Many bank holding companies have developed active and comprehensive compliance programs tailored to their particular circumstances, through which such corporations implement and monitor internal control programs and processes.

Several of the most common internal control features include: establishing standing audit, nomination and compensation committees containing independent directors (and a "financial expert" for the audit committee); adoption of a written audit and financial practices policy; adoption of a conflicts of interest policy; adoption of a records retention and destruction policy; adoption of codes of conduct and ethics; adoption of a whistleblower protection policy; and instituting procedures to insure that codes of conduct and policies are diligently employed.

In a bank holding company, the directors' principal constituents are the stockholders. The directors understand that their primary function is to advance the stockholders' wealth, and it is the stockholders, in most instances, who may call the directors to account.

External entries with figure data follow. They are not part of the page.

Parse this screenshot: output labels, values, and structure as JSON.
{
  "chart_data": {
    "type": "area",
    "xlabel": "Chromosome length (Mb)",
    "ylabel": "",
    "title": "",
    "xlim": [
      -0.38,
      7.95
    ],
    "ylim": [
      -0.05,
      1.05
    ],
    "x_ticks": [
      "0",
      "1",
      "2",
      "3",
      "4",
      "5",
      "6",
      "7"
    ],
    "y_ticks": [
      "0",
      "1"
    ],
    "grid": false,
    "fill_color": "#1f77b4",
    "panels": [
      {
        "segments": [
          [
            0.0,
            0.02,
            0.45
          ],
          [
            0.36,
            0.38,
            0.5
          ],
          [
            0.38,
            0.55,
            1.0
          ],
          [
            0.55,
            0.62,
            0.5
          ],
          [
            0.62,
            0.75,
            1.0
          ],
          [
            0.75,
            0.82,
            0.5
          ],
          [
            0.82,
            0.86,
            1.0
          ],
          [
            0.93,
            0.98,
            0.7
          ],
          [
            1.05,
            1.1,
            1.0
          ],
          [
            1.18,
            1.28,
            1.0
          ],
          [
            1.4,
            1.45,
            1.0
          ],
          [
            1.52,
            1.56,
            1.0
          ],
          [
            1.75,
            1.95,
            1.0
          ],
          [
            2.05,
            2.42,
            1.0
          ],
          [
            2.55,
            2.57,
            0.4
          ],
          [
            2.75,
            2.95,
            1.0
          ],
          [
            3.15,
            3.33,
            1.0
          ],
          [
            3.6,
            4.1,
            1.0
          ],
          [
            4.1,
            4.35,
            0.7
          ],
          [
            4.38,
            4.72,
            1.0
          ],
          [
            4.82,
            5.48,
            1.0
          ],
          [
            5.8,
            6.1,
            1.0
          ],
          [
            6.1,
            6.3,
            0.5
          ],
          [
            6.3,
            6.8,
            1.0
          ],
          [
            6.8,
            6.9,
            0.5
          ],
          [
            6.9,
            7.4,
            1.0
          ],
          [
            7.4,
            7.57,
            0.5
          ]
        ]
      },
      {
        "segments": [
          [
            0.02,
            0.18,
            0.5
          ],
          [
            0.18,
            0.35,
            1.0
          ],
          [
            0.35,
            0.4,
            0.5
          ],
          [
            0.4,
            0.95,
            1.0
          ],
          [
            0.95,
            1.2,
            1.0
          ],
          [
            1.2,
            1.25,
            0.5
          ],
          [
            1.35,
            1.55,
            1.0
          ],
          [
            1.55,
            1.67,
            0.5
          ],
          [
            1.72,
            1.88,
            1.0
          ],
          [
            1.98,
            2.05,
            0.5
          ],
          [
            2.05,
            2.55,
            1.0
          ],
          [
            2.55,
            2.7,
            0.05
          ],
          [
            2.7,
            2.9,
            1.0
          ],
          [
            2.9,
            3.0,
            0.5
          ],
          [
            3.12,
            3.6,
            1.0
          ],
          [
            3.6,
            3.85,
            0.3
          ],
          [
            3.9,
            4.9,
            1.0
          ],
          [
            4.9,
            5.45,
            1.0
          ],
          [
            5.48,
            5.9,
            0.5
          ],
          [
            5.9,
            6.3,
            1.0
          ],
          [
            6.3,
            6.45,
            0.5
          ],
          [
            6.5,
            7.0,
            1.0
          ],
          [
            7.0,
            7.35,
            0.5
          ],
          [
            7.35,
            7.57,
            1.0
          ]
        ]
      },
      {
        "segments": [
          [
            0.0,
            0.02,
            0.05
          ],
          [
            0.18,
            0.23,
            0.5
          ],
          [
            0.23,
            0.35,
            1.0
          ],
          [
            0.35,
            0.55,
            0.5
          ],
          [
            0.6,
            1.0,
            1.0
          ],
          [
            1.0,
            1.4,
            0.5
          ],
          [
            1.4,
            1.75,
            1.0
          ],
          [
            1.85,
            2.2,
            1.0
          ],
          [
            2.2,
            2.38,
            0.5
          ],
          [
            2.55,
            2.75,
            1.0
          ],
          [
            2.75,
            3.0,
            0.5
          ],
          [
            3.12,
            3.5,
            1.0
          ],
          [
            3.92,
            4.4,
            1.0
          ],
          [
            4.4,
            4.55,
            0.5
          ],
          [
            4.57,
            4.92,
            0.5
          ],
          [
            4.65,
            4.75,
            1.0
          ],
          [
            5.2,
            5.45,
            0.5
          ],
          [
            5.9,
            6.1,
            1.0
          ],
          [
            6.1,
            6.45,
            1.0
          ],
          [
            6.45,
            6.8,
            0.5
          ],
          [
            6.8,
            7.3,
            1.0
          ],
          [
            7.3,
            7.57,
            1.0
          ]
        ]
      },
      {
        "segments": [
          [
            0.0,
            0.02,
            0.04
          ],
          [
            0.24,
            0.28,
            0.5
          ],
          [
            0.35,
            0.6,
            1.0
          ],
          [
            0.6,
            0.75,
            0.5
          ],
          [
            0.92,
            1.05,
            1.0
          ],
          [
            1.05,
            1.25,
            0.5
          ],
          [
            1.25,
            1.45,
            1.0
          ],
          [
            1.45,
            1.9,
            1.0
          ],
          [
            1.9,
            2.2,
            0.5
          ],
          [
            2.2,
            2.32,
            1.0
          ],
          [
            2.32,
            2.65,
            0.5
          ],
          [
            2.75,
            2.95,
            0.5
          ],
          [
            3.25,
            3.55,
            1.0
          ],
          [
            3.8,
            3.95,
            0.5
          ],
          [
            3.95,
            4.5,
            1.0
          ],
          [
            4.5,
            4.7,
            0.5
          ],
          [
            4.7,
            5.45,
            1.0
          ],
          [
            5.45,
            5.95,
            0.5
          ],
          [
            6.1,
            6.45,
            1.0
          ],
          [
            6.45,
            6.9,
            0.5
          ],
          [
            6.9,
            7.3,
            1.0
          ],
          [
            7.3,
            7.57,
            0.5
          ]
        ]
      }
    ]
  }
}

However, as circumstances change, the constituencies of the bank holding company may also include such groups as employees, account holders, contracting parties, the communities served by the bank, and others. Directors should be mindful of how their decisions could impact constituencies other than just stockholders, and should monitor the business press to keep abreast of emerging trends in the type of claims being filed against directors and boards.

Conclusion

So what messages should a director take away from this article? Adhere to your fiduciary duties. Take solace in the protection the business judgment rule affords the actions of the board. But consider and utilize the additional risk mitigation techniques described above. And most importantly, act in good faith by not consciously and intentionally disregarding your duties.